# Athearn Rotary Snow Plow Mod



## jlassen (Dec 5, 2013)

So I turned up a used, incomplete Athearn Rotary Snow Plow, in Great Northern Livery, which is perfect for my early 70s/80s BN Setup.

Here's the Model instructions:








Basically, my snow plow is missing the specialized front trucks and rubber band drive.

Initially I was going to do was throw on a pair of regular two axel trucks on the front and call it a day. Rotary blade wont' spin, but It looks nice sitting around on the track waiting for winter. 

But the tinkerer in me is thinking of throwing an Old DC engine in there, and connecting up the rotar shaft DC motor, and put some kind of trucks on the front that are not powered but do have power pick ups. 

Should I just try and scavenge a two axle truck from an engine?

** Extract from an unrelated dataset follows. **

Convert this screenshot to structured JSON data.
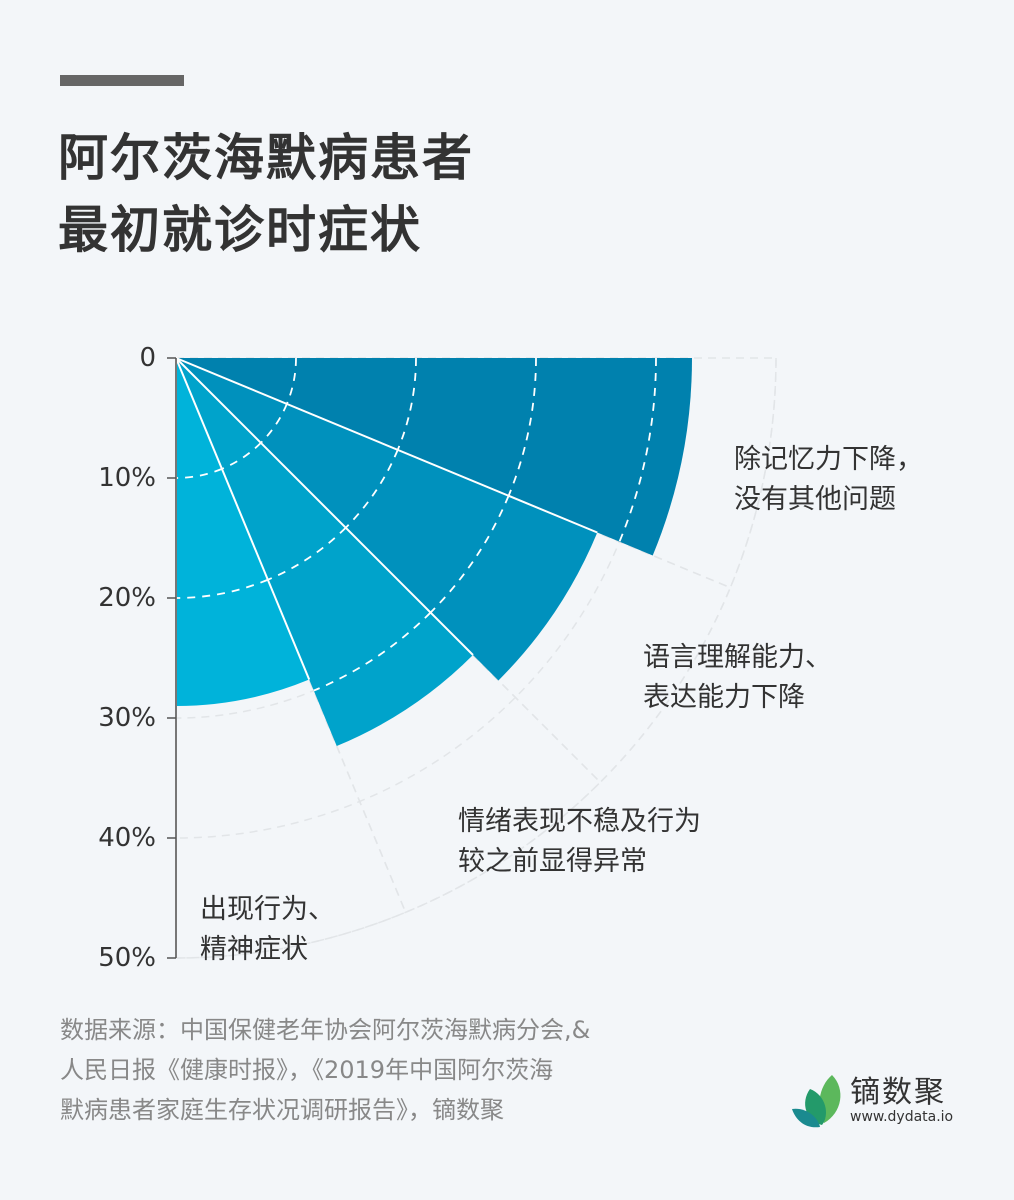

These seem expensive... http://www.ringengineering.com/PowerPickUpTruck.htm and I'm not really sure about some of the home brew pick up-setups I've seen.


Second... I know it depends on the engine, but what would the best way be to connect up that rotary shaft to an engine? Directly with a drive shaft? Some kind of gearing in between? Can I just buy a drive shaft extension, like this?
http://www.ebay.com/itm/HO-ATHEARN-...118834?pt=Model_RR_Trains&hash=item46188596f2

Do most/all engines have the same kind of drive shaft attachment, or is it case by case? Seems like some scavenging might be in order here as well.


Biggest hassle seems to be reliably attaching a truck to that front mount. Near as I can tell, its the rubber bands that reliably hold the truck to the swivel shaft. Seems like drilling it out and screwing something into it would work best. But again, depends on the trucks, I guess.

I know the new Athearn Rotary plows have some circuits so the plow always spins at the same rate, and goes in the same direction. I'm willing to accept the shortcomings of this set up, and it seems it would be easy to upgrade to a DCC if/when I get there. Mainly though, i don't want my tinkering to cost as much as the new powered Plows.... 

Thoughts?


----------



## dannyrandomstate (Jan 1, 2012)

If you look for HI-F drive ho scale on the bay it turns up some things. Best bet would be to hunt around. Throw an ad on the classifieds here. I "might" have an extra truck some where. Still unpacking so I would have to dig for it.


----------



## alcoman (Nov 4, 2009)

I have one of those kits. I thought about using a 3 volt dc motor and just putting batteries in the plow body. They make a small switch that can be turned on/off by waving a magnet over it. (Some people have written about using them for passenger car lighting.)
I salvaged several small motors from battery powered toys already, so this is on my to-do list.


----------